Für das Geschäftsjahr 2024 ff. geht die Geschäftsleitung im Vergleich zum Berichtsjahr 2023 von folgenden Annahmen und Entwicklungstendenzen aus:

1. Die Beschaffungssituation von Zukaufkomponenten oder Dienstleistungen, Rohmaterial und Halbzeugen, aber auch Hilfsstoffen hat sich nach anstrengenden Jahren 2021 und 2022 über den Jahresverlauf 2023 normalisiert. Hieraus lässt sich ableiten, dass Lagerumfänge reduziert und auf das Niveau vor der Corona-Pandemie abgesenkt werden können. In kleinen Teilen des Warensegmentes kann mit Preisreduzierungen entgegen dem Inflationstrend gerechnet werden (s. Stahlsituation 2023). Hochwertige Komponenten mit großen Steuerungsumfängen werden jedoch preisstabil bleiben bzw. hier ist mit Preissteigerungen über den Jahresverlauf von weiteren 3 - 5 % zu rechnen. Dies bedeutet, dass die Preise für Automationslösungen über den Jahresverlauf eine Anpassung nach oben erfahren werden.

2. Das Kerngeschäft der Automation ist die Automobilindustrie mit deren Zulieferern. Gerade die Zulieferer stehen aktuell unter enormem Druck, dies hat mehrere Facetten. Nach starken Auftragseingängen und großen Arbeitspaketen in 2023 sowohl für den Zuliefererbereich wie auch für die Automationslieferanten müssen neue Investitionen finanziell gestemmt werden. Dies belastet die Unternehmen in einer Zeit, in der die Verkaufsmärkte für die Automobile maximal volatil sind, der eingeschlagene Weg hin zu Elektromobilität in Frage gestellt wird und die Stückzahlen gerade im Bereich der Elektrofahrzeuge deutlich hinter den Erwartungen zurückliegen. Hieraus entsteht ein gefährlicher Mix, der den ein oder anderen Automobilzulieferer in existentielle Nöte bringt.

Für den Bereich der Automation rechnen wir für 2024 mit einem deutlich reduzierten Auftragseingang, da Neufahrzeuge und Plattformen aktuell nicht in der Vergabe sind.
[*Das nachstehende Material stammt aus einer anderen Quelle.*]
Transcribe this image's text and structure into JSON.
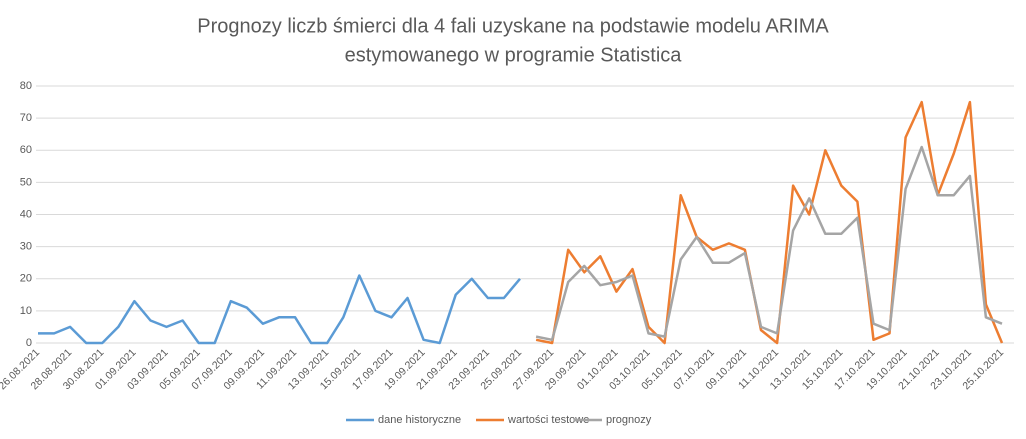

Wir rechnen darüber hinaus mit einer deutlich verschlechterten Zahlungsmoral, da sich Fahrzeugprogramme aufgrund unterschiedlichster Gemengelage verschieben oder größeren Änderungen unterliegen. Die aktuelle Situation zwingt alle am Geschäft Beteiligten zum Sparen, aus diesem Grund rechnen wir mit deutlich verlangsamten Entscheidungsprozessen bei Investitionen und einem erhöhten Aufkommen von Umbauten oder "Retrofits" gegenüber Neuinvestitionen.

Die beschriebene Situation hat für das Jahr 2024, aufgrund des hohen Auftragsbestands und der langen Projektlaufzeiten, noch keine schwerwiegenden Auswirkungen für den Produktbereich bzw. das Unternehmen.
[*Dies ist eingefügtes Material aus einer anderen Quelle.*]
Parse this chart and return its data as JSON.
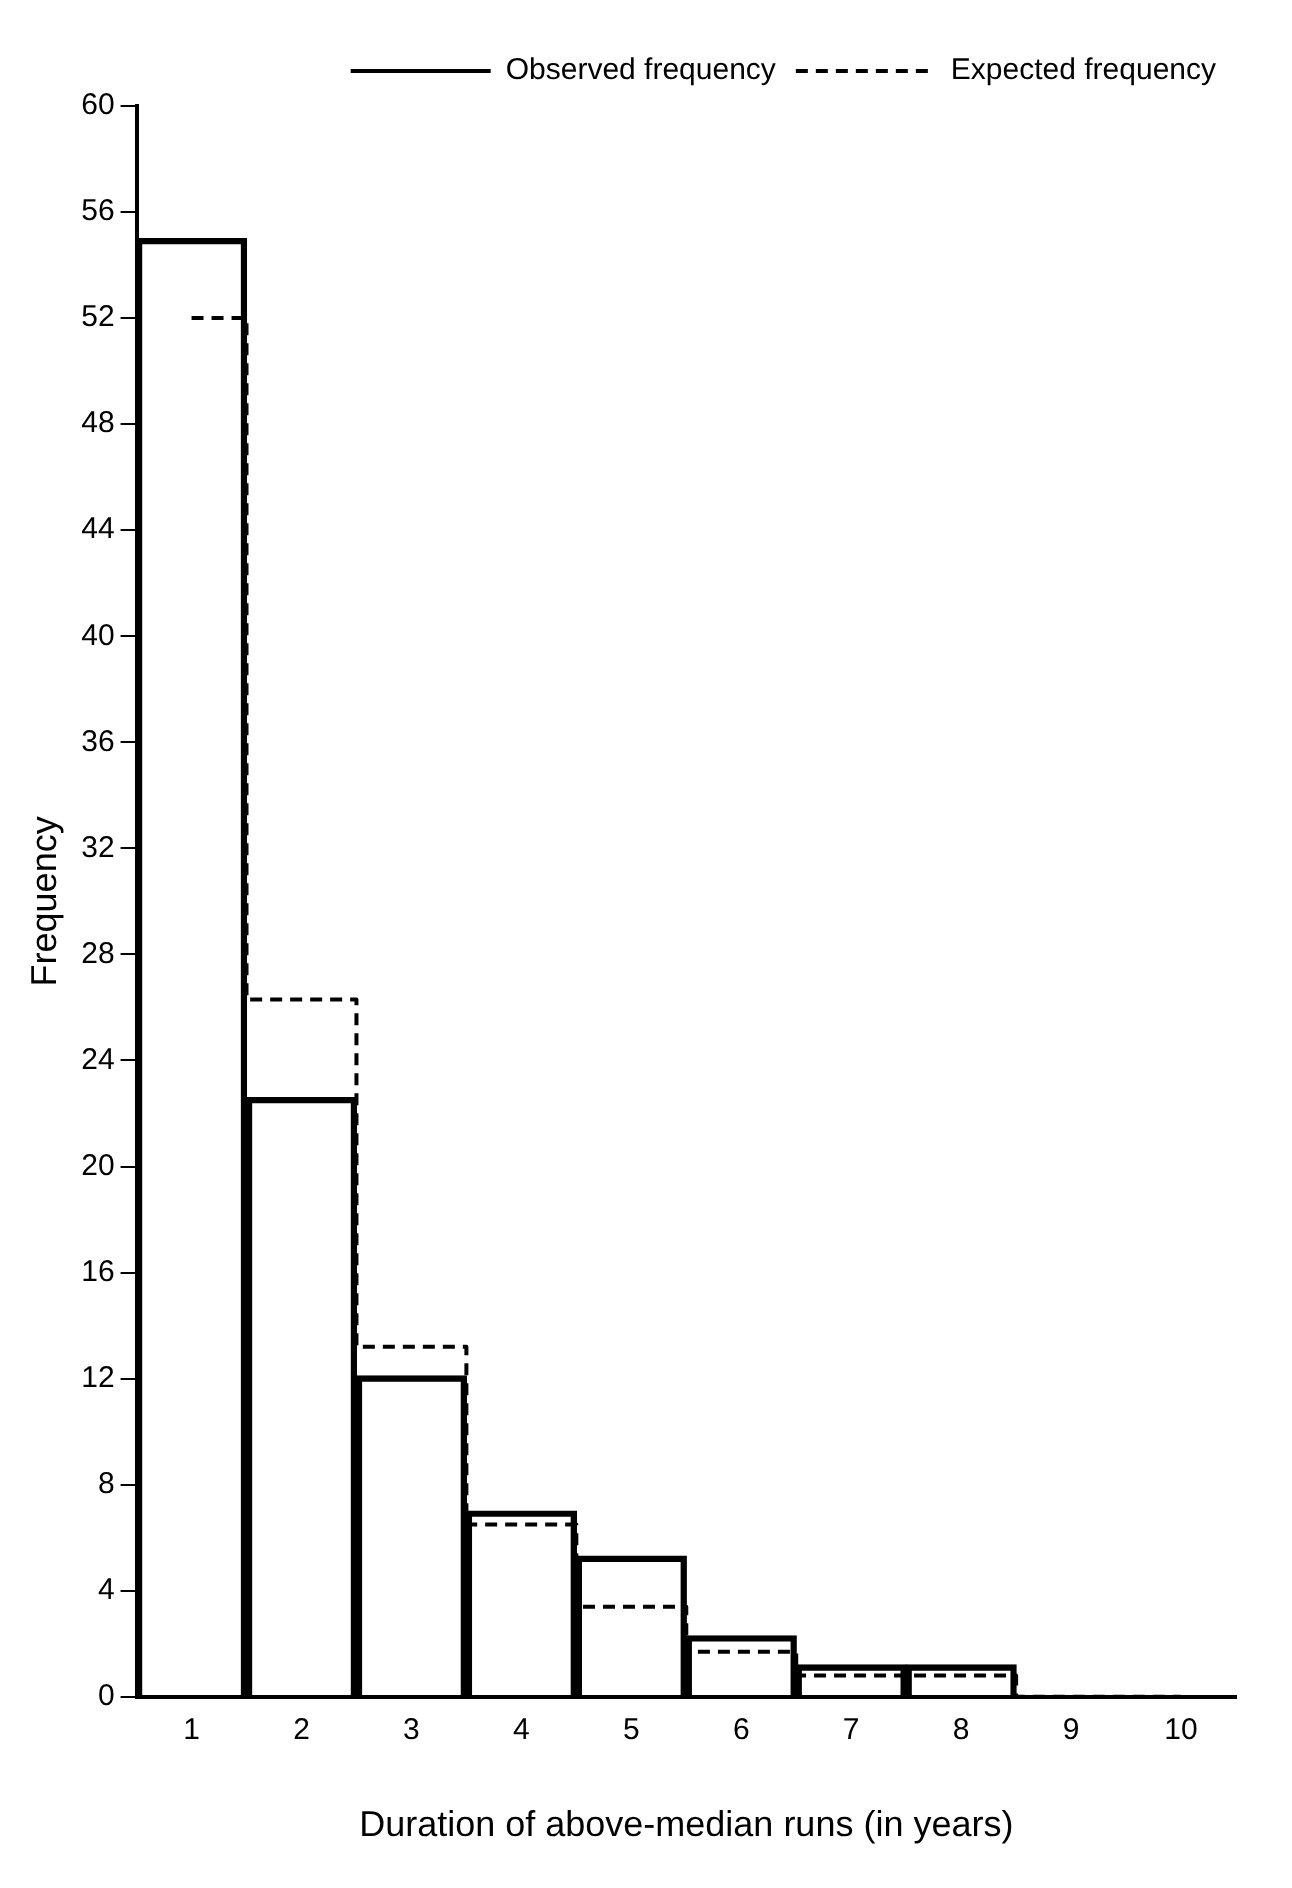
{
  "chart_data": {
    "type": "bar",
    "xlabel": "Duration of above-median runs (in years)",
    "ylabel": "Frequency",
    "categories": [
      "1",
      "2",
      "3",
      "4",
      "5",
      "6",
      "7",
      "8",
      "9",
      "10"
    ],
    "series": [
      {
        "name": "Observed frequency",
        "color": "#000000",
        "values": [
          55,
          22.6,
          12.1,
          7,
          5.3,
          2.3,
          1.2,
          1.2,
          0,
          0
        ]
      },
      {
        "name": "Expected frequency",
        "type": "step",
        "line_style": "dashed",
        "color": "#000000",
        "values": [
          52,
          26.3,
          13.2,
          6.5,
          3.4,
          1.7,
          0.8,
          0.8,
          0,
          0
        ]
      }
    ],
    "ylim": [
      0,
      60
    ],
    "yticks": [
      0,
      4,
      8,
      12,
      16,
      20,
      24,
      28,
      32,
      36,
      40,
      44,
      48,
      52,
      56,
      60
    ],
    "grid": false,
    "legend": "top right",
    "marker": "none"
  }
}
Wir gehen aufgrund der aktuellen wirtschaftlichen und politischen Rahmenbedingungen in allen Produktbereichen von einem Rückgang der Nachfrage und damit auch einem Rückgang des Auftragseingangs aus. Sollte sich in der 2. Jahreshälfte 2024 die generelle Konjunktursituation nicht deutlich verbessern, so werden die aktuellen Entwicklungen einen massiven, negativen Einfluss auf den Geschäftsverlauf in 2025 haben.

Der Bereich der Lohnzerspanung merkt ebenfalls die aktuell schlechte konjunkturelle Verfassung der Kundschaft, den deutschen Maschinen- und Anlagenbauern. Erste Zerspanungsaufträge für die Wehrtechnik sind vielversprechend und können evtl. entstehende Lücken schließen.

Für das Gesamtunternehmen gehen wir aufgrund des aktuell sehr hohen Auftragsbestands trotz der angespannten und vielschichtigen Gemengelage an Herausforderungen von einem positiven Geschäftsverlauf in 2024 aus.

Für das Jahr 2025 rechnen wir nach jetzigem Kenntnisstand mit einem deutlich schlechterem Geschäftsverlauf.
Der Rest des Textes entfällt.